Staff inside the mutual told the newspaper they had been blindsided by the announcement, with some employees set to exit only weeks after starting. Sources within Australian Unity indicated further role reductions were expected beyond the initial 195 — a prospect that will keep intermediaries watching closely over coming quarters.

That the first wave has hit corporate centre functions rather than underwriting, claims or distribution is, on the face of it, reassuring for brokers. But head-office cuts rarely stay confined to head office. Legal capacity affects commercial agreement turnaround; marketing cuts slow campaign and product launch support; and capital markets reductions hint at a leaner, more cost-disciplined approach to how the mutual funds its growth — including in insurance.

What it means for the broker channel

Australian Unity's insurance arm — spanning private health cover, life insurance and retirement-linked products — has long been a steady, if not flashy, option for brokers servicing members of professional and community groups. The mutual's strength has been continuity of relationship: long-tenured business development managers, predictable underwriting appetite and a brand built on member trust rather than aggressive pricing.

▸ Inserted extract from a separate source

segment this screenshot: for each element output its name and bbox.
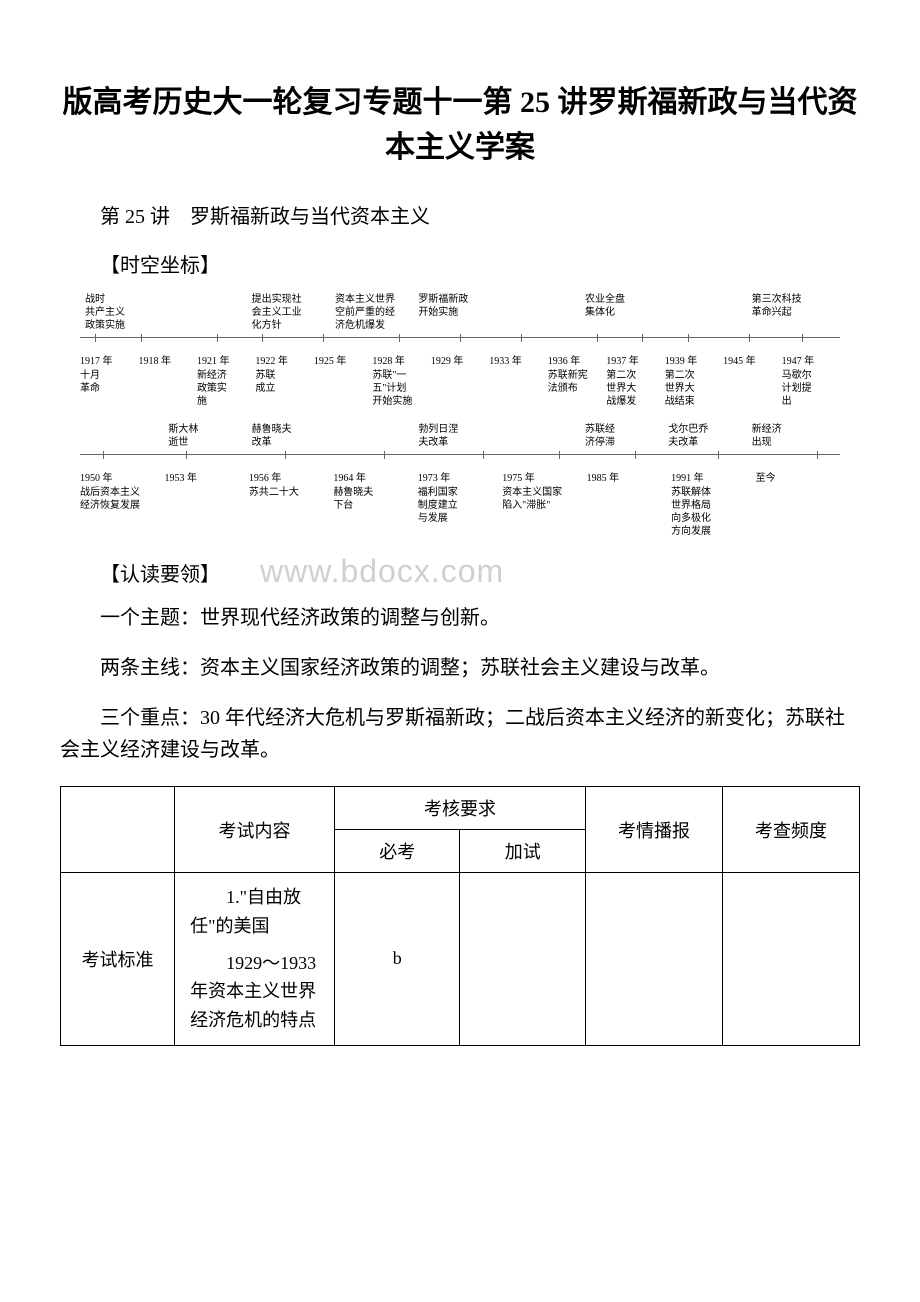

A restructure of this scale could put at least two of those advantages in play. Continuity of contact is the first variable brokers monitor when a carrier reorganises, and the speed at which the new CEO is moving suggests further organisational redesign is likely before the dust settles. Brokers with significant Australian Unity books would be prudent to confirm key contacts and service-level expectations in writing over the next quarter.

The second issue could be competitive positioning. If the cost-out delivers, Australian Unity could re-emerge as a sharper price competitor in private health and life — a segment where Medibank, Bupa, nib and HCF dominate the broker conversation. If it doesn't, the mutual risks ceding ground in a market where switching activity has lifted noticeably since the most recent round of premium round increases.

There is also the Bayer Rosmarin factor. Her tenure at Optus ended under fierce public and parliamentary criticism and her appointment was read in financial services circles as a calculated bet on an operator unafraid to make unpopular decisions. The 195-role cut confirms that read. Whether it translates into a stronger insurance proposition — or simply a thinner one — is the question brokers, members and the wider mutual sector will be weighing from here.

Australian Unity has not indicated when it will provide the next update on the review.